Un procédé que maîtrise bien le collectif d’étudiants Jeudi Noir, qui squatte les appartements vides pour faire bouger les autorités sur la question du logement. La dépolitisation des jeunes, ça fait d’ailleurs rire jaune le porte-parole de l’association, Julien Bayou, un acharné de l’engagement. Il cite une copine: squatter un appartement est beaucoup plus politique que de dormir sur les bancs de l’Assemblée nationale. «Je ne suis pas encarté, mais je fais de la politique tous les jours. Ce n’est pas la jeunesse qui refuse de s’engager, c’est l’offre politique et syndicale qui ne séduit pas. Je trouve d’ailleurs plutôt rassurant de savoir que la jeunesse refuse d’entrer dans des mouvements auxquels elle ne s’identifie pas.»

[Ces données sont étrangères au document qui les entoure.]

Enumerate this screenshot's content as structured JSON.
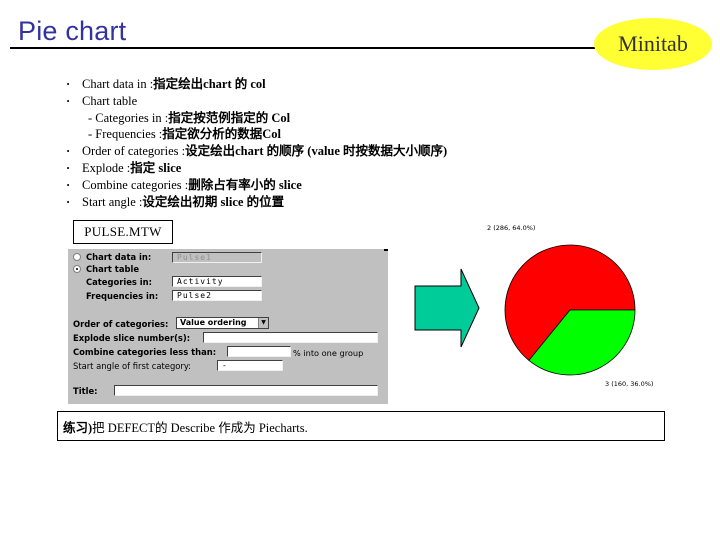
{
  "header": {
    "title": "Pie chart",
    "brand": "Minitab"
  },
  "bullets": [
    {
      "type": "bullet",
      "term": "Chart data in : ",
      "desc": "指定绘出chart 的 col"
    },
    {
      "type": "bullet",
      "term": "Chart table",
      "desc": ""
    },
    {
      "type": "sub",
      "term": "- Categories in : ",
      "desc": "指定按范例指定的 Col"
    },
    {
      "type": "sub",
      "term": "- Frequencies : ",
      "desc": "指定欲分析的数据Col"
    },
    {
      "type": "bullet",
      "term": "Order of categories : ",
      "desc": "设定绘出chart 的顺序 (value 时按数据大小顺序)"
    },
    {
      "type": "bullet",
      "term": "Explode : ",
      "desc": "指定 slice"
    },
    {
      "type": "bullet",
      "term": "Combine categories : ",
      "desc": "删除占有率小的 slice"
    },
    {
      "type": "bullet",
      "term": "Start angle : ",
      "desc": "设定绘出初期 slice 的位置"
    }
  ],
  "file_label": "PULSE.MTW",
  "dialog": {
    "chart_data_in": {
      "label": "Chart data in:",
      "value": "Pulse1",
      "selected": false
    },
    "chart_table": {
      "label": "Chart table",
      "selected": true
    },
    "categories_in": {
      "label": "Categories in:",
      "value": "Activity"
    },
    "frequencies_in": {
      "label": "Frequencies in:",
      "value": "Pulse2"
    },
    "order_of_categories": {
      "label": "Order of categories:",
      "value": "Value ordering"
    },
    "explode_slice": {
      "label": "Explode slice number(s):",
      "value": ""
    },
    "combine_categories": {
      "label": "Combine categories less than:",
      "value": "",
      "suffix": "% into one group"
    },
    "start_angle": {
      "label": "Start angle of first category:",
      "value": "-"
    },
    "title": {
      "label": "Title:",
      "value": ""
    }
  },
  "chart_data": {
    "type": "pie",
    "title": "",
    "categories": [
      "2",
      "3"
    ],
    "values": [
      286,
      160
    ],
    "percents": [
      64.0,
      36.0
    ],
    "labels": [
      "2 (286, 64.0%)",
      "3 (160, 36.0%)"
    ],
    "colors": [
      "#ff0000",
      "#00ff00"
    ],
    "start_angle_deg": 0
  },
  "exercise": {
    "prefix": "练习)",
    "text": " 把 DEFECT的 Describe 作成为 Piecharts."
  },
  "colors": {
    "title": "#3333a0",
    "brand_oval": "#ffff33",
    "arrow": "#00cc99",
    "dialog_bg": "#c0c0c0"
  }
}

Dernier mouvement d’ampleur de la jeunesse, la résistance au Contrat première embauche de Dominique de Villepin, en 2006, est emblématique de la vie politique des jeunes. Elle prouve la capacité de la jeunesse à se fédérer quand elle se sent menacée, de même que l’incapacité des structures politiques à transformer un mouvement spontané en engagement durable. Un phénomène identique s’est produit en 2002 avec une mobilisation extraordinaire au second tour de la présidentielle, contre la présence de Le Pen. Ce jour-là, les jeunes ont voté en masse. Deux mois plus tard, pour les législatives, il n’y avait plus personne.

Le succès d’Europe Ecologie

«La jeunesse fonctionne à l’envie, accorde Julien Bayou. On ne s’encarte plus dans des structures comme on entre en religion. Les partis, c’est chiant, c’est pas pragmatique, on ne peut jamais applaudir quelque chose qui vient de l’opposition.» Cette lassitude du débat gauche-droite, à la fois très idéologique et très brouillé, a fait le succès de François Bayrou, en 2007. Nombreux sont les jeunes qui ont suivi les traces de cette 3e voie, avant de s’en détourner, déçus.

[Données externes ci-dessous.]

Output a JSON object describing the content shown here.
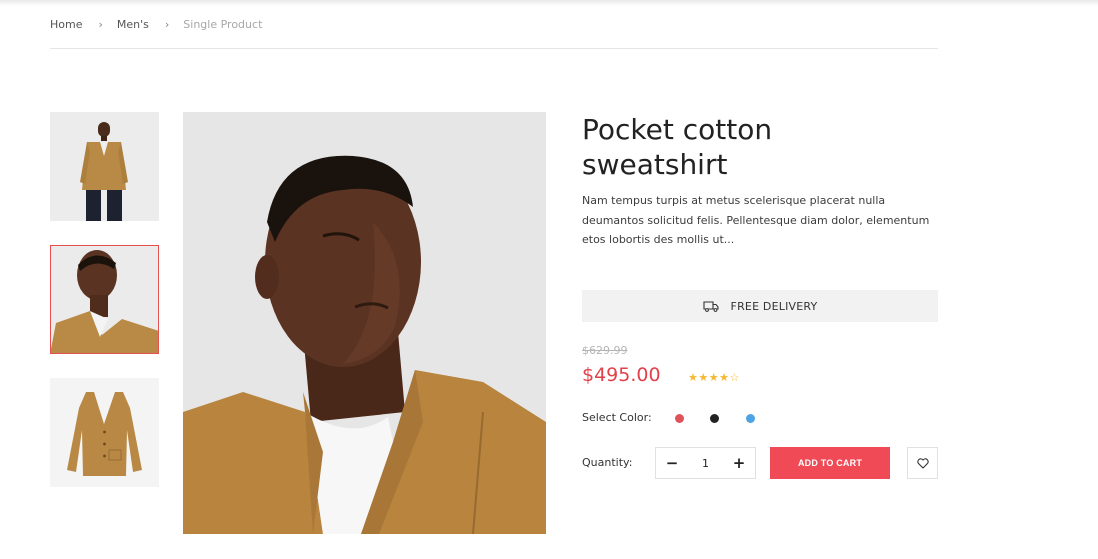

Plein d’espoir pour les régionales de 2010, Julien Bayou fait un essai électoral sous les couleurs d’Europe Ecologie. «Parce que, justement, ce n’est pas un parti, justifie-t-il. Il n’y a pas de carcan, c’est un mouvement ouvert, notamment à de nouvelles manières de militer. Avec “Sauvons les riches”, on a prouvé qu’au sein d’Europe Ecologie, on pouvait faire entendre sa voix de manière indépendante et novatrice. »

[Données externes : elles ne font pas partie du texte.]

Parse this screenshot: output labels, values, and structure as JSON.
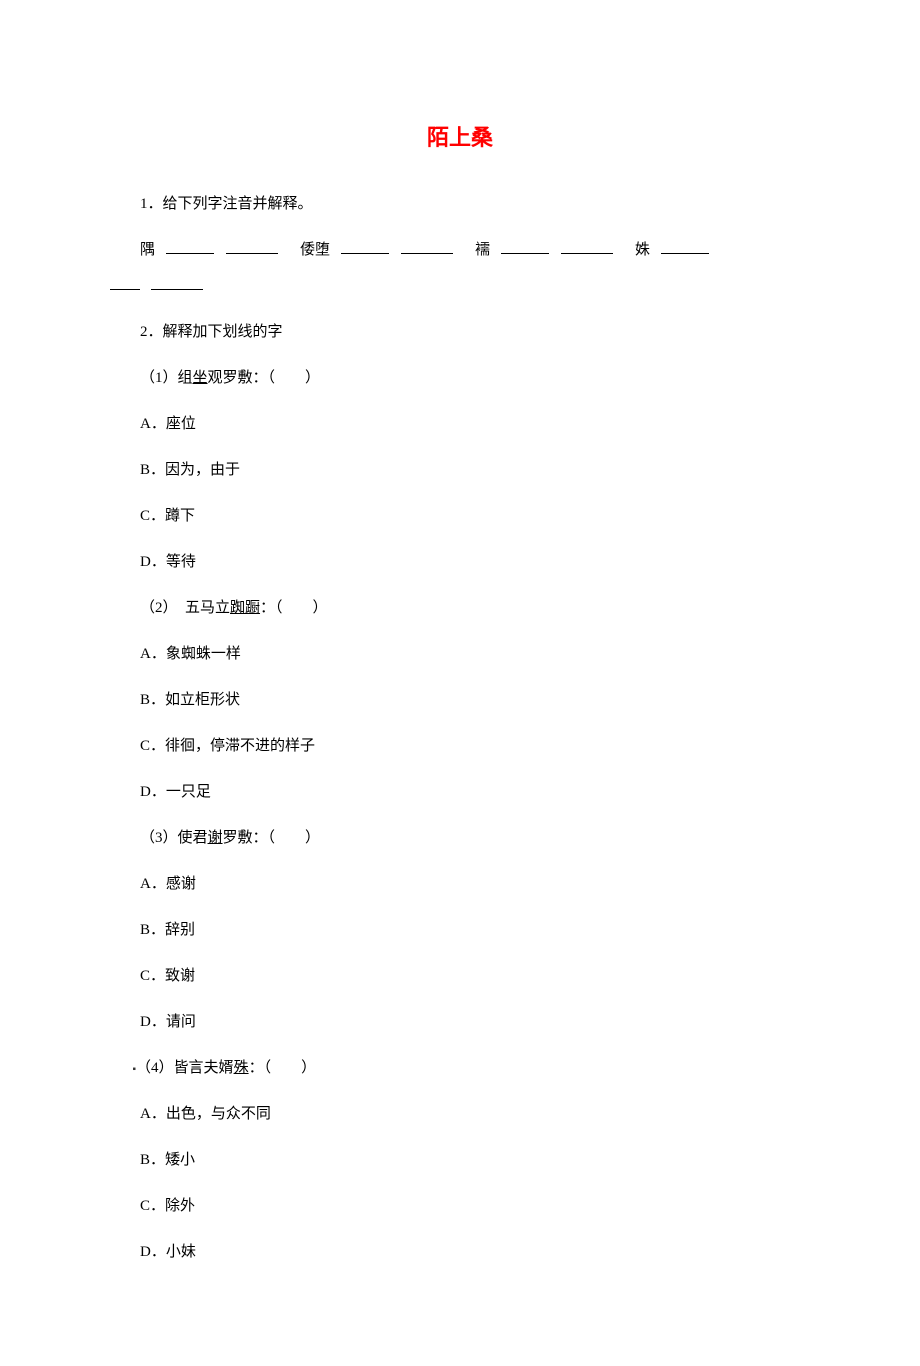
{
  "title": "陌上桑",
  "q1": {
    "prompt": "1．给下列字注音并解释。",
    "items": [
      {
        "word": "隅"
      },
      {
        "word": "倭堕"
      },
      {
        "word": "襦"
      },
      {
        "word": "姝"
      }
    ]
  },
  "q2": {
    "prompt": "2．解释加下划线的字",
    "sub1": {
      "stem_pre": "（1）组",
      "stem_u": "坐",
      "stem_post": "观罗敷：（　　）",
      "A": "A．座位",
      "B": "B．因为，由于",
      "C": "C．蹲下",
      "D": "D．等待"
    },
    "sub2": {
      "stem_pre": "（2）　五马立",
      "stem_u": "踟蹰",
      "stem_post": "：（　　）",
      "A": "A．象蜘蛛一样",
      "B": "B．如立柜形状",
      "C": "C．徘徊，停滞不进的样子",
      "D": "D．一只足"
    },
    "sub3": {
      "stem_pre": "（3）使君",
      "stem_u": "谢",
      "stem_post": "罗敷：（　　）",
      "A": "A．感谢",
      "B": "B．辞别",
      "C": "C．致谢",
      "D": "D．请问"
    },
    "sub4": {
      "stem_pre": "（4）皆言夫婿",
      "stem_u": "殊",
      "stem_post": "：（　　）",
      "A": "A．出色，与众不同",
      "B": "B．矮小",
      "C": "C．除外",
      "D": "D．小妹"
    }
  }
}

Voir Julien Bayou et Augustin Legrand, cofondateur des Enfants de Don Quichotte, rejoindre Cécile Duflot en Ile-de-France n’étonne guère les observateurs. «De manière générale, les grandes causes et les valeurs universalistes motivent les jeunes à s’engager politiquement. L’égalité comme l’environnement, les droits de l’homme, la justice et le commerce équitable», explique Anne Muxel. «Le débauchage associatif a toujours existé en politique», complète Guillaume Houzel. Les listes d’Europe écologie, notamment en Ile-de-France, sont d’ailleurs truffées de personnalités issues du milieu militant et associatif… Les conseils régionaux pourraient bien voir débarquer, après le 21 mars, une flopée de jeunes. Et des vrais de vrais, en plus, avec des comptes Facebook plein d’applications stupides et des coupes de cheveux pas très conventionnelles.

Flore Thomasset
Image de une: Manifestation contre la «réforme Darcos», le 16 décembre 2008 à Paris. Charles Platiau/Reuters

*Auteur de Avoir 20 ans en politique, enfants du désenchantement, aux Editions du Seuil, février 2010, 240 pages.